JONATHAN AUXIER: Tell us about your book in the length of a Tweet (280 chars):
DANIEL WHEATLEY: A fourteen-year-old girl discovers a world of Scientists who can bend the basic functions of the universe--gravity, momentum, chemical compositions, magnetism--and that she's one of them.
AUXIER: What other books inspired this story?
DW: The obvious one, of course, is Harry Potter! I just love the idea of a school for kids with magical abilities and all the adventures that could happen there. Less obvious (and straying from the book category) are many of the science TV shows I grew up on. My parents were big on educational entertainment, so Bill Nye, Magic School Bus, Contact 3-2-1, and National Geography were favorites in our house. I drew on all of those in putting together Zanna's world of science.
AUXIER: Do you hide any secrets in your book that only a few people will find?
DW: Well, they wouldn't be secrets if I gave them away! I don't know if these count, but there's definitely things I've included purely for my own amusement. The riddle Pops challenges Owin with: "Can you take nine matchsticks and turn them into ten without breaking any of them?" was a real riddle that my own grandfather gave me, among many others, before family dinners when I was growing up.
AUXIER: What book in your personal library holds the most sentimental value?
DW: I have a Folio Society edition of Fahrenheit 451 and The Martian Chronicles that a very dear friend of mine gave me in celebration of selling The Zanna Function. They're absolutely gorgeous books, and Bradbury is my favorite writer bar none, so they definitely hold a special place in my otherwise terribly unsorted collection of secondhand books.
AUXIER: Tell me about one darling you had to kill in order to make your book better.
DW: There's a scene where Zanna crafts a weapon to defend herself out of a mercury thermometer and nitrogen in the air, and in an early draft I really got into the mechanics of how her weapon changed the derivatives of the coordinates for the nitrogen to accelerate it...of course, I thought it was very clear, but my editor had other ideas. It's much more simplified now, and that's really for the best!
AUXIER: What’s your favorite under-appreciated MG or YA novel?
DW: I'm going to be bad at this question because I'm not sure what qualifies as being under-appreciated! I remember tearing through The Incorrigible Children of Ashton Place series and the Kat, Incorrigible series. Basically, if you put the words "incorrigible" in your title, I will read it.
AUXIER: I love Kat ... and Incorrigible Children! You and I have very similar taste! When you sold your first book, did you buy or do anything to celebrate?
DW: I did! I went out and bought a bottle of Laphroaig--I'm a giant sucker for peaty scotches but thankfully my wallet usually keeps me in check. In this situation, however, a little splurge was warranted.
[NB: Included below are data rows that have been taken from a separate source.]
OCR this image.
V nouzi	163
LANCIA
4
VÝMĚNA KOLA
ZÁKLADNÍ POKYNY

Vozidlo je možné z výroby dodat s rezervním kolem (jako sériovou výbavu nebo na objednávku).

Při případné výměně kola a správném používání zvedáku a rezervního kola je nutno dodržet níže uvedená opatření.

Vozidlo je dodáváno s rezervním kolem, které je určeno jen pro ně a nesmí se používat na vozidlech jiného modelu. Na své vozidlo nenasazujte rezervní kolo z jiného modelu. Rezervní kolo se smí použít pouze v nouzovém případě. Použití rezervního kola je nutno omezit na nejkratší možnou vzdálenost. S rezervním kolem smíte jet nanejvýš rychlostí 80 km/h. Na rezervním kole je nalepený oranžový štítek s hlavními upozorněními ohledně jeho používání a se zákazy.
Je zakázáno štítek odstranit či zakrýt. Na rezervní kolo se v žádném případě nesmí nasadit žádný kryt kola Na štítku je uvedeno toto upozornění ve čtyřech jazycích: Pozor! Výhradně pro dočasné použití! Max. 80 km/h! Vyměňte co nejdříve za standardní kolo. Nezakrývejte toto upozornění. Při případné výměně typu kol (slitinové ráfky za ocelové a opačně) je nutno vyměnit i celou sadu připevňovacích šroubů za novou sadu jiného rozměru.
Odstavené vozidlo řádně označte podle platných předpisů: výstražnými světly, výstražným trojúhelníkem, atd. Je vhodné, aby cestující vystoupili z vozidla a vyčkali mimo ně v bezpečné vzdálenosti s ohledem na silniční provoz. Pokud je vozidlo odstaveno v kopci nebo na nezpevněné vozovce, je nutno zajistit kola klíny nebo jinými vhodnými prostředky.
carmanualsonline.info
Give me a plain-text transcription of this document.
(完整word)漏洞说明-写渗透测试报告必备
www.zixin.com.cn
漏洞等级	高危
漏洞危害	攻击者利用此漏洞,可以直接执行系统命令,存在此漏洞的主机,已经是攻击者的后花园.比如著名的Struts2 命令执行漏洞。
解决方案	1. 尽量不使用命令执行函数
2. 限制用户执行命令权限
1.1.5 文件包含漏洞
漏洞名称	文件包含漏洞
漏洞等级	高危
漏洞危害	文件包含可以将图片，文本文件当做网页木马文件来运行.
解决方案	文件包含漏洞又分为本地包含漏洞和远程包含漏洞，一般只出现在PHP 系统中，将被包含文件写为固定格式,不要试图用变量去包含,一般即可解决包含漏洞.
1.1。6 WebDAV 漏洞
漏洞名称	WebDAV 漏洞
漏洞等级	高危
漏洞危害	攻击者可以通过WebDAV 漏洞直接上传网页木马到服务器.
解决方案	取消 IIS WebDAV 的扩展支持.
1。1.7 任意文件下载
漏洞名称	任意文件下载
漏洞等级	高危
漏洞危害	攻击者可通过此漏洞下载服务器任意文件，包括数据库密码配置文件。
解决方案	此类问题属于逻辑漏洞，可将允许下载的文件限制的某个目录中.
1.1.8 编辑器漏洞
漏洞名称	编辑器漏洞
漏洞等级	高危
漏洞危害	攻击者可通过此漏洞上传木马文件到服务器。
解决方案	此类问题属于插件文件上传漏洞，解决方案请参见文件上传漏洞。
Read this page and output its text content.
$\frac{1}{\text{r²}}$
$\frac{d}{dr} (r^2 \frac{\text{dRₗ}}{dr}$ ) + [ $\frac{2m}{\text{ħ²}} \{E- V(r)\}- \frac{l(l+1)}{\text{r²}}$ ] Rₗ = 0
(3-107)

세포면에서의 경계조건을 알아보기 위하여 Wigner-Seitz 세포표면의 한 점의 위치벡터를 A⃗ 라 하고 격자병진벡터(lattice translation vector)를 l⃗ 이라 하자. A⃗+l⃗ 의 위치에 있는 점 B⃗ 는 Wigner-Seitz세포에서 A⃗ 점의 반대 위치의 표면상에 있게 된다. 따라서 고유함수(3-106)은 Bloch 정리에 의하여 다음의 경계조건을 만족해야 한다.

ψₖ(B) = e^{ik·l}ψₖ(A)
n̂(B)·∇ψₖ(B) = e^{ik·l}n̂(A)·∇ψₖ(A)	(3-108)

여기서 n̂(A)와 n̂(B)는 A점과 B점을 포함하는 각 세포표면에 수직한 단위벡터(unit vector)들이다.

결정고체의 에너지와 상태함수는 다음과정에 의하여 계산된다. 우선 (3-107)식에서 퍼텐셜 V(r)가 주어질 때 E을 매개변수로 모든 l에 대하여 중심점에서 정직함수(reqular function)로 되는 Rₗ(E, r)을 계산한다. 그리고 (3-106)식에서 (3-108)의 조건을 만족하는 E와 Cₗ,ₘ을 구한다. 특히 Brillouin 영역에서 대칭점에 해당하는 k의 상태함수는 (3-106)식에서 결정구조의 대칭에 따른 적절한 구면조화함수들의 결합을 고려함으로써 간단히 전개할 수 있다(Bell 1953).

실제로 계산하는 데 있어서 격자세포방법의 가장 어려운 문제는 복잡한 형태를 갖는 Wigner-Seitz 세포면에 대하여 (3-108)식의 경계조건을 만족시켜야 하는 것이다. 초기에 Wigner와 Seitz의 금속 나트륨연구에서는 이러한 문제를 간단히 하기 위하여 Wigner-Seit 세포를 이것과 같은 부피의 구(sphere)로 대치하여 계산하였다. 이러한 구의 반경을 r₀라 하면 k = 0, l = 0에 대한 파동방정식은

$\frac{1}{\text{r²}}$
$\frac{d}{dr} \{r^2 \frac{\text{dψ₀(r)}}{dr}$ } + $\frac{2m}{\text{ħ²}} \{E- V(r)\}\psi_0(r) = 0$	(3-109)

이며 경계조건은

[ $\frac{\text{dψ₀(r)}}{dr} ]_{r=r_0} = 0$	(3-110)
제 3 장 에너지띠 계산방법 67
AUXIER: What is the last book that made you cry?
DW: I've been reading a lot of big humorous adventure MG recently, which is loads of fun but doesn't typically tend to tug on my heartstrings. I did tear up at Furthermore (and hope to reprise it with Whichwood real soon since that's up next on my TBR pile!)
AUXIER: Name one movie or TV show that you think is better than the book? What makes it better?
DW: I really liked the movie version of Coraline! I think what I liked the most was that they really took advantage of what movies can do to tell that story. It wasn't just an animated book but its own separate work, which made it stand out for me.
AUXIER: Can you show us your best monster face?
AUXIER: You're a natural! What’s the one question you wished I had asked?
DW: The same one Zanna gets asked--What is your Iron? Every Scientist has to pick their own Iron, which is the personal object they use for all their function manipulating. I won't spoil what object Zanna picks for herself, but mine is my coffee mug. I can't go anywhere without it!
AUXIER: Cool! Thanks for visiting The Scop!